BARCELLONA POZZO di GOTTO. Molto vicino il sold out per il penultimo appuntamento della Stagione 2017/2018 del Teatro Mandanici di Barcellona Pozzo di Gotto, diretta da Sergio Maifredi. Il 14 aprile alle ore 21 sarà infatti di scena ‘Il Barbiere di Siviglia’, opera buffa per eccellenza, opera lirica tra le più eseguite in assoluto, opera popolare da duecento anni, capace di trasfondere nella memoria di tutti refrain e modi di dire.
Melodramma in due atti di Gioacchino Rossini su libretto di Cesare Sterbini, è in cartellone nella città del Longano per la regia di Pierluigi Cassano con Stefano Giaroli maestro concertatore e direttore, sul palco il Coro dell’Opera di Parma e l’Orchestra sinfonica delle Terre Verdiane. Voci soliste sono il baritono Marzio Giossi (Figaro), la soprano Paola Cigna (Rosina), il tenore Alejandro Escobar (il conte D’Almaviva), basso comico Giacomo Almagià (Bartolo), il basso Luca Gallo (Basilio), il baritono Lucas Moreira Cardoso (Fiorello), la soprano Silvia Fontanili (Berta). Completano il cast tecnico Carlo Guidetti ed Eugenio Orlandi alle scene, Arte Tecnica di Reggio Emilia ai costumi, l’organizzazione firmata Mutina Eventi – Fantasia in RE, la produzione di Carlo Guidetti, il coordinamento artistico di Carlotta Arata, il coordinamento musicale di Antonio Braidi, Marco Ogliosi alle luci, Gabriele Sassi capo squadra tecnica.
La lirica al Mandanici era stata auspicata dagli stessi spettatori, non per caso le prevendite registrano già il tutto esaurito in molti settori del Teatro. ‘Chiunque, anche se a digiuno di lirica, si è ritrovato almeno una volta a canticchiare la cavatina o la sinfonia del Barbiere’, ricorda il regista Pierluigi Cassano: ‘Chiunque, anche all’ennesimo ascolto, si ritrova a tenere il tempo con la testa o il piede.
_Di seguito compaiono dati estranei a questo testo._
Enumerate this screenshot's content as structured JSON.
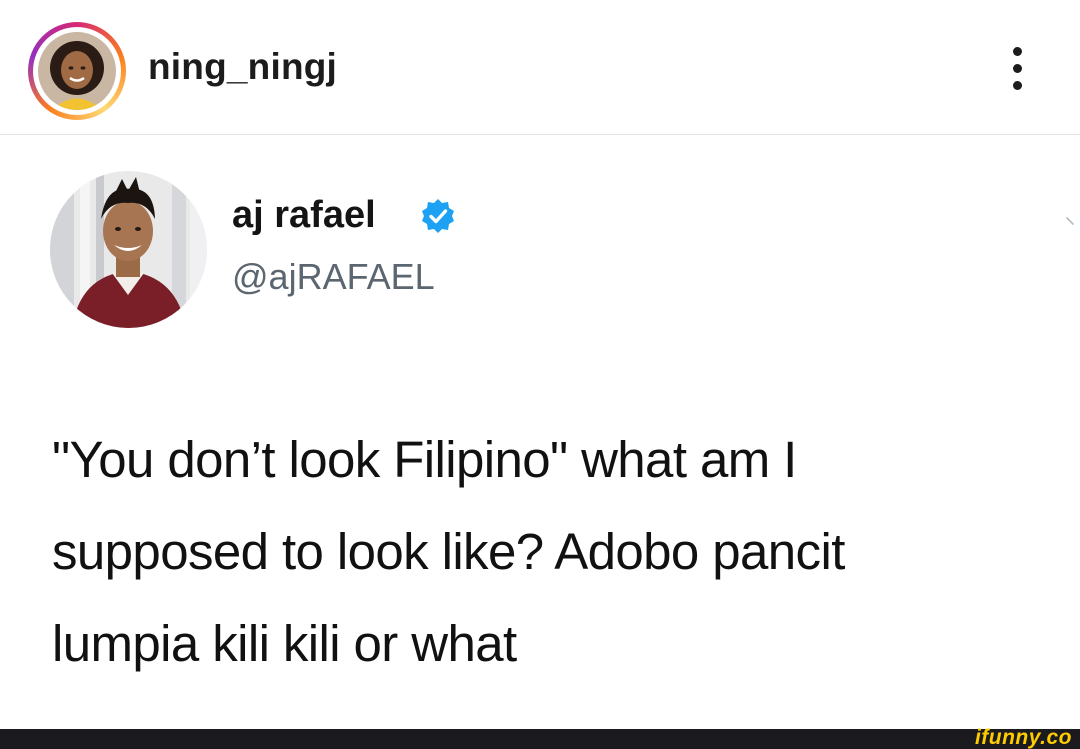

Ma non è solo nelle melodie accattivanti e nei ritmi trascinanti che risiede il motivo del successo di quest’opera. Una delle caratteristiche più interessanti di questo capolavoro è infatti la molteplicità dei livelli di lettura. C’è il gusto del divertimento puro e semplice fatto di battibecchi e tafferugli, ma anche il gioco più sottile degli equivoci e degli inganni. C’è la messa alla berlina di vizi universali come l’avarizia o la calunnia, ma anche elementi di satira sociale più moderni: Figaro, il popolano astuto, l’uomo ‘self-made’, è figlio della maschera di Arlecchino e però, ribellandosi nelle ‘Nozze’ al suo signore, sarà pure padre di quei giacobini che solo una decina d’anni dopo prenderanno la Bastiglia. E c’è il fatto che ‘Il barbiere di Siviglia’ sia l’opera buffa per eccellenza, ma anche una parodia del genere medesimo, con gli interpreti che spesso si rivolgono direttamente al pubblico commentando in maniera metateatrale ciò che stanno facendo o cantando. Ci sono, soprattutto, quei pezzi d’assieme, che tanto piacevano a Stendhal e che a noi ricordano Pirandello o Beckett, in cui i personaggi sono travolti dalla catena degli eventi e perdono completamente il senno. Sicché, quando arriva l’immancabile lieto fine, permane, su tutta la vicenda, la sensazione agrodolce che, in fondo, l’eterno problema dell’incomunicabilità fra gli esseri umani resti insuperato e insuperabile’.
Riflessioni, queste, che hanno guidato l’allestimento in programma al ‘Mandanici’. Sul palcoscenico una ‘casa in confusione’, in perpetuo movimento, vista da dentro, e da fuori, con mobili che vanno e vengono, con oggetti che sembrano prendere vita e ribellarsi all’uomo, un ambiente estremamente mobile e perciò essenzialmente vuoto, in cui risaltino le ‘coreografie’, intese come ricerca di movimenti che rendano la fisicità esasperata della commedia, rappresentino lo svuotamento del linguaggio e soprattutto permettano al pubblico di cogliere visivamente oltre che acusticamente il complesso intreccio delle voci costruito da Rossini.